This is exactly what new ownership envisioned when it signed Greinke to a six-year, $147 million contract -- that he would team with Kershaw to give the Dodgers the dominant righty-lefty, Cy Young-winning tandem they haven't had since Sandy Koufax and Don Drysdale.
"I think I kind of knew what to expect," manager Don Mattingly said of the signing. "I had a feeling the guy was this good."
In support of Greinke, Yasiel Puig had three hits, including his 13th home run. Hanley Ramirez homered (his 14th) and Carl Crawford had two RBIs as the Dodgers moved to 20-5 in August.
This was Greinke's fifth consecutive winning start, and in August he's 5-0 with a 1.23 ERA. He's 7-1 at home this year and 30-3 at home since mid-2010.
The Dodgers are 18-4 in his starts, and he might be even closer to Kershaw in the race for National League Cy Young this year if he hadn't missed a month with a broken collarbone, then rushed back after one rehab start. He's 10-1 in his last 11 starts.
"He can pitch to a game report, he's got all the pitches to do it," said Cubs manager Dale Sveum, who was a coach in Milwaukee when Greinke was there. "He can pitch to weaknesses, and that's what he did tonight, and he did a nice job."
While he still throws 94-mph fastballs, it's his ability to locate the changeup that has elevated Greinke's game since his collarbone has healed.
"It's the pitch that separates him during this run," said catcher A.J. Ellis.
Greinke said location is the key to success.
"The location was just so much better," Greinke said of his recent run. "If you're able to do that, you feel more comfortable out there to where if you get to three balls you feel you can make some pitches and if you get behind in the count you have some things you can go to that aren't going to get crushed. You're just more confident when you're able to locate stuff."
Greinke nearly cost himself a chance to pitch the ninth inning by issuing a pair of one-out walks in the eighth inning, but third baseman Nick Punto kept the shutout intact with a sensational play to rob former Dodger Dioner Navarro of an RBI hit to end the inning.

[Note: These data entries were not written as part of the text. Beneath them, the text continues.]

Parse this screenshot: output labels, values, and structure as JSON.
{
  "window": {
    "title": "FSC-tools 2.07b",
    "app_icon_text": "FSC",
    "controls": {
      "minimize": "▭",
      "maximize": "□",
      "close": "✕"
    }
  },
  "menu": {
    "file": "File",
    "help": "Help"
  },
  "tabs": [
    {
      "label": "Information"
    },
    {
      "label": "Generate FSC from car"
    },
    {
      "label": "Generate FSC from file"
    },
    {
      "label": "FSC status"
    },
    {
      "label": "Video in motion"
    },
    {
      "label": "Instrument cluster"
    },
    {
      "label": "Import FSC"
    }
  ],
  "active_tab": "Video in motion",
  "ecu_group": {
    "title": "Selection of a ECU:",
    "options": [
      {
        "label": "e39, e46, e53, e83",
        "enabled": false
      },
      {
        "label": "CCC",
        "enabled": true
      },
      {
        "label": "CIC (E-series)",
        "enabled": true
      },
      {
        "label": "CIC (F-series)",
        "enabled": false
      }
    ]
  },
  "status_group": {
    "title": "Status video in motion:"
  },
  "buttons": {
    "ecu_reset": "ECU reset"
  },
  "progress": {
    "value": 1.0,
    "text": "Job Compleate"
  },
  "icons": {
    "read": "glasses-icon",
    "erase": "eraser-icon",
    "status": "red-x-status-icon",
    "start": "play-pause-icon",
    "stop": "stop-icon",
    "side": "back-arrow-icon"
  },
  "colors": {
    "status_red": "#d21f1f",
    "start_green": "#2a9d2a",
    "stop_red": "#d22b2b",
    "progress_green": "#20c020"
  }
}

In the ninth, Greinke allowed a two-out double to Anthony Rizzo and Mattingly came to the mound to tell Greinke that Nate Schierholtz was the last batter he would face. Mattingly received his loudest ovation of the year when he left Greinke in.
"I've been getting on him the last couple starts trying to get him to let me pitch more, and then he does and I don't do the job," said Greinke.
Greinke hit Schierholtz with a pitch and Mattingly gave him one more "last batter" in Brian Bogusevic, whose two-run double ended Greinke's night at 122 pitches.
"I just feel a lot of times I've been able to go one more inning," said Greinke. "That's just kind of what you want to do as a pitcher is throw as much as possible. I felt like I had at least another inning in me for a while now. If you don't do, you won't know what it feels like. You've got to kind of do it or else you forget how to a little bit.
"Rizzo had a nice hit on a pitch I thought was pretty well located. The pitch to Schierholtz was actually close to where you want to throw it but it hit him. I threw some really good pitches the next at-bat and just battled and on 3-2 he made a good swing and I couldn't finish it out."
Mattingly said he can live with the extended pitch count because the Thursday off-day gives Greinke an extra day of rest. Brian Wilson came on to get the final out.
With the bat, Greinke singled in the Dodgers' first run, walked, dropped a sacrifice bunt and popped out. He's batting .340, on track for a first Silver Slugger Award.
"That boy Greinke is a joke!! #sixtoolplaya," tweeted Matt Kemp.
Mattingly and A.J. Ellis said they believe friendly competition between Greinke and Kershaw makes each better, but Greinke shied away from agreement.